Because they add humor and let audiences know that they are being represented and taken into account, audience advocate AniMates are extremely popular.
And these characters are most often male.*
Occasionally we're asked the question: what if we made the AniMate a female?
A good question--and very appropriate when the audience skews female. And yet, we usually advise against a female AniMate save for cases in which the audience is *overwhelmingly* female.
It's not that we don't want to do female characters, but the reasons are--perhaps--more indicative of gender roles in most corporate cultures than anything.
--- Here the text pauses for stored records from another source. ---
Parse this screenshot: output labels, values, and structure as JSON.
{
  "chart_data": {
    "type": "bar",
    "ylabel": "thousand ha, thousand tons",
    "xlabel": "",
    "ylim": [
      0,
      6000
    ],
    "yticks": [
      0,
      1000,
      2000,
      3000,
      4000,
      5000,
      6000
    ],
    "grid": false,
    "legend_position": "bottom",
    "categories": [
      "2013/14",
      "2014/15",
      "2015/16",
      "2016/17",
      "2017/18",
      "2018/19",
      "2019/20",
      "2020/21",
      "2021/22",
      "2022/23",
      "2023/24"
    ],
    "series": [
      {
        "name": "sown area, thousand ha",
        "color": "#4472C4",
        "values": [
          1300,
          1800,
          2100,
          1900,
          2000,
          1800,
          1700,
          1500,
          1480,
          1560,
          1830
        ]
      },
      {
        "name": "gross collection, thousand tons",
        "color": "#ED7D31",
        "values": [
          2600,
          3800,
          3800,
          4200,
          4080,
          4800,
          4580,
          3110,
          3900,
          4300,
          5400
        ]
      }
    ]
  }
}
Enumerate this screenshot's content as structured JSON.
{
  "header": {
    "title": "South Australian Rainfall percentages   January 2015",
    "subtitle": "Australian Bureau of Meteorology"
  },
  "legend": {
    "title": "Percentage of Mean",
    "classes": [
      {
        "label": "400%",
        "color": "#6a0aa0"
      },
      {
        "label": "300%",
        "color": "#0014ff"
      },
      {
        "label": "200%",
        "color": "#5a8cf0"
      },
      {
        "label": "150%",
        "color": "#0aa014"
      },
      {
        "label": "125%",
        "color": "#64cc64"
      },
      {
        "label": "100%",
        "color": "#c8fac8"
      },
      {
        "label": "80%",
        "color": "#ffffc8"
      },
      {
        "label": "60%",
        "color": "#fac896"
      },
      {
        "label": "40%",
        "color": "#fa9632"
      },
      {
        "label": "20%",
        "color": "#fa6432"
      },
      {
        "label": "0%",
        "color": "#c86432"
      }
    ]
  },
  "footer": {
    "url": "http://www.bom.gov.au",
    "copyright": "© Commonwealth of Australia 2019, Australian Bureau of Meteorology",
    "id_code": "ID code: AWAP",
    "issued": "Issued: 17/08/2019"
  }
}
Whereas a male AniMate can get off telling an executive that they have to prove themselves, and that they're skeptical about the new plan (before the executive gives a refined and credible argument that turns the AniMate around--along with the audience, of course), when a female brings up the shortcomings of an authority (male or female) she can come off as...well...whining.
They're the same words written by the same writer--the only difference is the face and the voice behind the argument--yet in the perception of the character there is a world of difference.
We're not saying it's fair or it's right--it's just how it is right now with most audiences that we deal with. It's interesting that while an AniMate in general is a mirror of an audience, that the bias for a male or a female AniMate is a mirror of society.